Hacker News new | ask | show | jobs
by jkat 4866 days ago
Depending on what side of Hanlon's razor you fall, the only conclusion I get from this is that they are either incompetent or dishonest. I have a very hard time believing that this issue remained unknown to them for years.

As for the post, it's pretty much just documentation. I didn't see any apology. And the only promise of a better tomorrow is a vague "Working to better support concurrent-request Rails apps on Cedar".

7 comments

I also didn't see any mention of refunds for all of the extra dynos that were needed due to the degrading performance of their service - or all the extra support hours where they told everyone 'not our problem!'.
I wish I could vote this up many more times. It's exactly what I want to find out about.
What SLA did they explicitly fail to deliver on such that they should offer a rebate?
They apologized in the last post. Also, self-critical language like "fallen short of [our] promise" and "we failed to..." is a de facto apology and acceptance of responsibility even when the word 'sorry' only appeared earlier.

I can understand how this developed. Things worked well for most customers. Many of those with problems got them under control with more dynos or multi-worker setups. Heroku's Rails roots biased them towards a "keep it simple, throw hardware at it, or look for optimizations in the app/sql/db" mindset. Well, many of their Rails/Bamboo customers complaining about latency, even in the presence of this growing issue, may have also (or even primarily) had other app issues too. (When supporting developers, especially many beginning/free-plan developers, it doesn't take long for your conditional probability P((we have a real problem)|(customer thinks we have a problem)) to go very low, and P((customer app has a problem)|(customer thinks we have a problem)) to go very high.)

Even when Heroku had a unitary (and thus 'smart') router, they surely got latency complaints that were completely due to customer app issues or under-provisioning, so they stuck with the 'optimize app or throw dynos at it' recommendation for too long. And, when they habitually threw more hardware at the Bamboo routing mesh, they were unwittingly making the pile-up issues for Bamboo web dynos worse. Some key data about the uneven pre-accept queueing at dynos was missing, which combined with habits of thought that had worked so far gave them a blind spot.

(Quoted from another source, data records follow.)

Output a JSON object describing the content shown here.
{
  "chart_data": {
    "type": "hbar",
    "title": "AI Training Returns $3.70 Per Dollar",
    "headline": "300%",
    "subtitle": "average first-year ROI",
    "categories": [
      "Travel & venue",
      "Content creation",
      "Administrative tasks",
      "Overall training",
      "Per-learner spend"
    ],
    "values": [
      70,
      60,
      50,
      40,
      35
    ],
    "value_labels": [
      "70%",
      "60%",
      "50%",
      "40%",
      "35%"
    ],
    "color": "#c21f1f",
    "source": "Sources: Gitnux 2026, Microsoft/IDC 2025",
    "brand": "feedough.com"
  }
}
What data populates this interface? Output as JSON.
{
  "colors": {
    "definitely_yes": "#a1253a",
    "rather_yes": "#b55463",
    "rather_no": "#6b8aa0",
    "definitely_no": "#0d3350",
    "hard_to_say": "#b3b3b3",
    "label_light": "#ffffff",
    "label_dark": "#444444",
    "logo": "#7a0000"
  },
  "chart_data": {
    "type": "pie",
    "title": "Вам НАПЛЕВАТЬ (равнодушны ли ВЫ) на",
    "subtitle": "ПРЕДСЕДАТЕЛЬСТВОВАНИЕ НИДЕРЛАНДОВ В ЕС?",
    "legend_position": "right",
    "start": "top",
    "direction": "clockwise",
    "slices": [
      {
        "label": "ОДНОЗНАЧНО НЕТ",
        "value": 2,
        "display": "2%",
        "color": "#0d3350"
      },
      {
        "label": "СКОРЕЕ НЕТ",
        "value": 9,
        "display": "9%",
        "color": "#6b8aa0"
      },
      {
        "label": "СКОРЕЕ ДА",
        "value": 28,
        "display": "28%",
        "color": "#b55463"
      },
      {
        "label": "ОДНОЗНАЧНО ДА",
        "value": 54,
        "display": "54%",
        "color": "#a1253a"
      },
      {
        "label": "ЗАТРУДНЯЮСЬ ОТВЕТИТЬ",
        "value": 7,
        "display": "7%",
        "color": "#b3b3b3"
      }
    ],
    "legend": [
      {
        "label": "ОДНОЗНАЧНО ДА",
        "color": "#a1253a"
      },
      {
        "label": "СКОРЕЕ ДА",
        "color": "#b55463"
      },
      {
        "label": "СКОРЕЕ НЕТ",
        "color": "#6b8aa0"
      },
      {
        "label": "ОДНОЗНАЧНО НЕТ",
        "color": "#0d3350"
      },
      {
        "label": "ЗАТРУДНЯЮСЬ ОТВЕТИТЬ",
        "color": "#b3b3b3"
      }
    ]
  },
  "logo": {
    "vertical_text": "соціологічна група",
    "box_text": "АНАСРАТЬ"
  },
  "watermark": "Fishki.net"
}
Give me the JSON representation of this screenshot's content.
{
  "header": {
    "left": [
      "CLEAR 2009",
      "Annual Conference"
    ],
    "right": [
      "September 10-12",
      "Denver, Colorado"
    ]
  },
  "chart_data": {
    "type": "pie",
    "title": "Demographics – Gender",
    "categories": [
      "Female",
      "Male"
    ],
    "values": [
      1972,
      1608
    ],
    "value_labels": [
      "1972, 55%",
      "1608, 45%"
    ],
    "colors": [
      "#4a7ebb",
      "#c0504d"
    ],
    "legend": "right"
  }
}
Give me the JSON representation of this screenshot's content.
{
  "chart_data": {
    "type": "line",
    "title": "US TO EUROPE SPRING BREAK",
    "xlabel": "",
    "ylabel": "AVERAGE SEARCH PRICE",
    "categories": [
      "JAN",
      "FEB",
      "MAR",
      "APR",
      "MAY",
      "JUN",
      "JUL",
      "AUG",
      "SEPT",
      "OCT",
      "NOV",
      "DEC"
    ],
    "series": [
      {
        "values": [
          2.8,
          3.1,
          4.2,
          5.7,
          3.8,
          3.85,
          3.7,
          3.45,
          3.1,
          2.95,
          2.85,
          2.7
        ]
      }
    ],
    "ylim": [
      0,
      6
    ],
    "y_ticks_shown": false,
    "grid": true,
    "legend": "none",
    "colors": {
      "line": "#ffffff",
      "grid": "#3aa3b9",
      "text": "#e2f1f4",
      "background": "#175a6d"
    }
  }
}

Despite the growing issue, adding dynos at the margin would still always help (at least a little) — as well as adding to Heroku revenues. Even without any nefarious intent, a 'problem' that fits neatly into your self-conception ("we give people the dyno knob to handle any scaling issues and it works"), and is also correlated with rising business, may not be recognized promptly. That's just a natural human biased-perception issue, not incompetence or dishonesty.

In short, Heroku needs to hire someone with some operations research experience. This is a mathematical modelling problem, not really a code problem.

Break out Mathematica, Matlab or R and model the damn problem. Then go research the solutions already available (Hint: look at many grocery stores, queuing problems).

I think apologies are over-demanded by our somewhat hysterical media that likes nothing better than to enhumble/humiliate a public figure (because it sells papers); and this flows through into expectations of private and corporate behaviour. But I've never had much use for apologies from other people. Years of abuse make "sorry" an entirely debased term in my lexicon. I've seen statements of regret that omit the word and are all the more sincere for it.

Much more useful than an apology is an acceptance of fault (which is not the same thing); an expression of desire to improve, and a sincere and demonstrable commitment to doing so.

[NB: don't mean to imply that Heroku have necessarily achieved all of that here]

I didn't see any apology. And the only promise of a better tomorrow is a vague "Working to better support concurrent-request Rails apps on Cedar".

-------

They apologized in another earlier post. https://blog.heroku.com/archives/2013/2/15/bamboo_routing_pe...

"We failed to explain how our product works. We failed to help our customers scale. We failed our community at large. I want to personally apologize, and commit to resolving this issue"

> ... they are either incompetent or dishonest ...

Exactly. If they didn't know, they should have. If they did know, well, ...

I agree fully with either they are incompetent or dishonest. I hope this response gets more press because Heroku better be beyond perfect from this point on. There is no excuse for this.
Your razor has a false-dilemma. They may be very competent, but having no intentions of caring for non-concurrent applications. Either because they did not think about the scenario or because the way RoR operates is silly.